Pour le Pseudo-Méthode, la domination arabe prendra fin, vaincue par « le roi des Grecs et
des Romains » : pour l'auteur, cette expression désigne à coup sûr l'empereur byzantin mais,
en Occident, elle pourra prendre un tout autre sens - lors de la première croisade, Emich de
Flonheim, grand massacreur des Juifs, se dira « roi des Grecs et des Romains » chargés
d'aller régner à Jérusalem, avant le combat final du Christ et des siens contre l'Antichrist et ses
infidèles.
A Cordoue, au milieu du IXe siècle, Euloge et surtout son disciple Alvare assimilent eux aussi
Mahomet à un Antichrist. Comme le Pseudo-Méthode, Alvare cherche dans les prophéties de
Daniel et de l'Apocalypse un moyen d'évaluer la durée de la domination arabe : elle doit être,
selon ses calculs, de deux cent quarante-cinq années, et se terminera, ajoute-t-il, dans seize
ans. Après quoi surviendront la libération des chrétiens puis la fin des temps, marquées par de
dures tribulations dont les fidèles sortiront vainqueurs.
L'islam occuperait donc une place transitoire dans le plan divin de l'histoire. Les chrétiens
peuvent conserver l'espoir d'une reconquête ou d'une victoire définitive annoncée par Dieu.
En d'autres termes, pour ces chrétiens du Moyen Age, la domination arabe a un sens
pédagogique et prophétique. Elle constitue un des derniers signes de la marche inexorable
de l'histoire vers son terme, qui sera marqué par la victoire du Christ sur l'Antichrist, et par
l'instauration du royaume de Dieu. La fin de la domination arabe est donc prévue, annoncée,
certaine.
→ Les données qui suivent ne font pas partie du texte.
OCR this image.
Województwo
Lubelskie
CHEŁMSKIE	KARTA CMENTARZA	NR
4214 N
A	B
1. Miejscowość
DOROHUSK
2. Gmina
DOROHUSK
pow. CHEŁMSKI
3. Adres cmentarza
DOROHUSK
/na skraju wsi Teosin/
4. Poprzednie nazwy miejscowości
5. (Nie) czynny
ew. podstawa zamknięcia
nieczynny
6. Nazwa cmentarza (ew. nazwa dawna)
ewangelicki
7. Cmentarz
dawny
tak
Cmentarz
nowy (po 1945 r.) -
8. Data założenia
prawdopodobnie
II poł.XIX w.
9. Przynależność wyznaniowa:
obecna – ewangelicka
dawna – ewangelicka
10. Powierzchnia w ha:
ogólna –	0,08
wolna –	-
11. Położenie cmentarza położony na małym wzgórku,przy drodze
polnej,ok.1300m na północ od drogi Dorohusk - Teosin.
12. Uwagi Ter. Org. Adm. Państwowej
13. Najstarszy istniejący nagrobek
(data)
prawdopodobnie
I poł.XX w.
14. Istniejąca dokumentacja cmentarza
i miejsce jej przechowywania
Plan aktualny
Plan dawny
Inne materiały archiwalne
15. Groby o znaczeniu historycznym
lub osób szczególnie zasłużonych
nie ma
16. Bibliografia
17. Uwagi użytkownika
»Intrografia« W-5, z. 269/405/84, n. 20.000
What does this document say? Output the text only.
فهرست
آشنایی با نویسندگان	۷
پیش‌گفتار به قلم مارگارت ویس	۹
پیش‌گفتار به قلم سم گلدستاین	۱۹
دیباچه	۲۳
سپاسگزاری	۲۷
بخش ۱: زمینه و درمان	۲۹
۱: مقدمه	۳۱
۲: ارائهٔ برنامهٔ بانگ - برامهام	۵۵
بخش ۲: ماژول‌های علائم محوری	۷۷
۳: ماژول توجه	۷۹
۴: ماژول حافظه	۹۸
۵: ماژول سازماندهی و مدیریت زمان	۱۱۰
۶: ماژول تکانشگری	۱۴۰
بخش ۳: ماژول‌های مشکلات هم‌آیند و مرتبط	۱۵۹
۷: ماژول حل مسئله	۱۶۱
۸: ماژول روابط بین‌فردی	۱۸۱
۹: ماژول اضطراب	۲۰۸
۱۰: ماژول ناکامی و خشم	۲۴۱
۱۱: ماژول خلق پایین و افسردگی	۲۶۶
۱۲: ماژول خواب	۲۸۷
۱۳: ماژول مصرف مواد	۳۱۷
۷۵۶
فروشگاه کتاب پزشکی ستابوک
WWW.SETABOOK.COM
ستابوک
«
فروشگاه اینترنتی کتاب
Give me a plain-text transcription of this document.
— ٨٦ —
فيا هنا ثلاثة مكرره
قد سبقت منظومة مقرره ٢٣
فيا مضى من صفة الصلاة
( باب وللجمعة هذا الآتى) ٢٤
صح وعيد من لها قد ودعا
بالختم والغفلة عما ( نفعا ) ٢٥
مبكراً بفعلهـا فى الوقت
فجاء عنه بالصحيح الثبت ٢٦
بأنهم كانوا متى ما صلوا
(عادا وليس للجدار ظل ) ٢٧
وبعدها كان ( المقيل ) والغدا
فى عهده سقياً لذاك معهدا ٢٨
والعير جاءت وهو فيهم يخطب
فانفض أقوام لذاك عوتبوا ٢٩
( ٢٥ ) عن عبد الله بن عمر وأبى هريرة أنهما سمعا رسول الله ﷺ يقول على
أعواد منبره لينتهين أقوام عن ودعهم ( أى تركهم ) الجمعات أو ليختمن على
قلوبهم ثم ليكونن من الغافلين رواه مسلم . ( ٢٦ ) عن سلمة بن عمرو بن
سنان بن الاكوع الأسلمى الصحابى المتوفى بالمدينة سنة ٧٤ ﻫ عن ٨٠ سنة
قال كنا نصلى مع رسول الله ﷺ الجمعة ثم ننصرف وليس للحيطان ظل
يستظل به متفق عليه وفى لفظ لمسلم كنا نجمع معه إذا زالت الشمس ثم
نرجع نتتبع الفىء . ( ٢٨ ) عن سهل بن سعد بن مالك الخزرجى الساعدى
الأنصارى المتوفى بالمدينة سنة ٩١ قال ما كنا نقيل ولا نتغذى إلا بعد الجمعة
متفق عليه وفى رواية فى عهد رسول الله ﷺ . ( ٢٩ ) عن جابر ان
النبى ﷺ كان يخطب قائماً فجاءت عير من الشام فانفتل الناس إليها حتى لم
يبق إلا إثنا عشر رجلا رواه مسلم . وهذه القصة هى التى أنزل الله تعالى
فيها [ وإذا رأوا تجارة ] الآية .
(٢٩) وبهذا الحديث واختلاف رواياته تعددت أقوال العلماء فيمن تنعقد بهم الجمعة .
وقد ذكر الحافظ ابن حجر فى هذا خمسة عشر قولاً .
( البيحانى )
La reconquête chrétienne aussi ; elle sera d'autant sacralisée.
Certes, ces interprétations prophético-historiques n'ont pas été unanimement répandues en
Occident. Pourtant, si l'on en juge par les nombreux manuscrits qui les rapportent, force est
d'admettre que ces spéculations apocalyptiques ont pu jouer, dans la perception de l'islam et
même dans le déclenchement de la croisade, un certain rôle. Guibert de Nogent en fournit la
preuve lorsqu'il prête au pape Urbain II, à tort ou à raison, une prédication de la croisade à
coloration prophétique où intervient à nouveau le personnage de l'Antichrist : « Il est
nécessaire, avant la venue de l'Antichrist, que l'empire du christianisme soit, par vous ou par
ceux que Dieu aura choisis, rétabli en ces régions, afin que ce chef de tous les maux, qui y
établira le trône de son règne, y rencontre la foi qu'il combattra. Réfléchissez donc à cela : le
Tout-Puissant vous a peut-être prédestinés afin que, par vous, Jérusalem cesse d'être ainsi
foulée aux pieds. »
Ainsi présentée, la croisade apparaît non seulement comme un pèlerinage et une guerre
sainte visant à libérer le sépulcre du Christ, mais également comme l'accomplissement d'une
prophétie annonçant la fin de la domination de l'islam sur le monde chrétien, prélude aux
derniers temps de l'histoire du monde et à l'instauration du royaume de Dieu. Ce faisant,
comme l'exprime le titre de la chronique de Guibert, Gesta Dei per Francos « l'oeuvre de Dieu
accomplie par les Francs », les croisés avaient le sentiment de réaliser le plan divin.

Note:
1. Se reporter notamment aux livres de John Tolan, de Philipe Sénac, d'Alain Ducellier et
de Jean Flori cf. « Pour en savoir plus ».
2. L'épilepsie présente des symptômes qui sont proches de ceux des visionnaires.
Beaucoup de prétendus prophètes ont été accusés d'être épileptiques... et inversement.
3. Cf. Joëlle Beaucamp, Françoise Briquel-Chatonnet, Christian Robin, L'Histoire n° 207, pp.
66-69 ; Gabriel Martinez-Gros,L'Histoire n° 260.
4. Cf. Jacques Le Goff, L'Histoire n° 267.
5. Doctrina Jacobi nuper baptizati , éd. et trad. V. Déroche, Collège de France, 1991, t. VI, pp.
70-218.
6. Cité dans Jean Flori, Guerre sainte, jihad, croisade , Paris, Le Seuil, 2002, pp. 288-289.
7. La réforme grégorienne, du nom du pape Grégoire VII 1073-1085, vise à séparer plus
nettement les clercs des laïques et à éliminer certaines pratiques, comme le concubinage
du clergé. Elle affirme aussi la prééminence de l'autorité pontificale.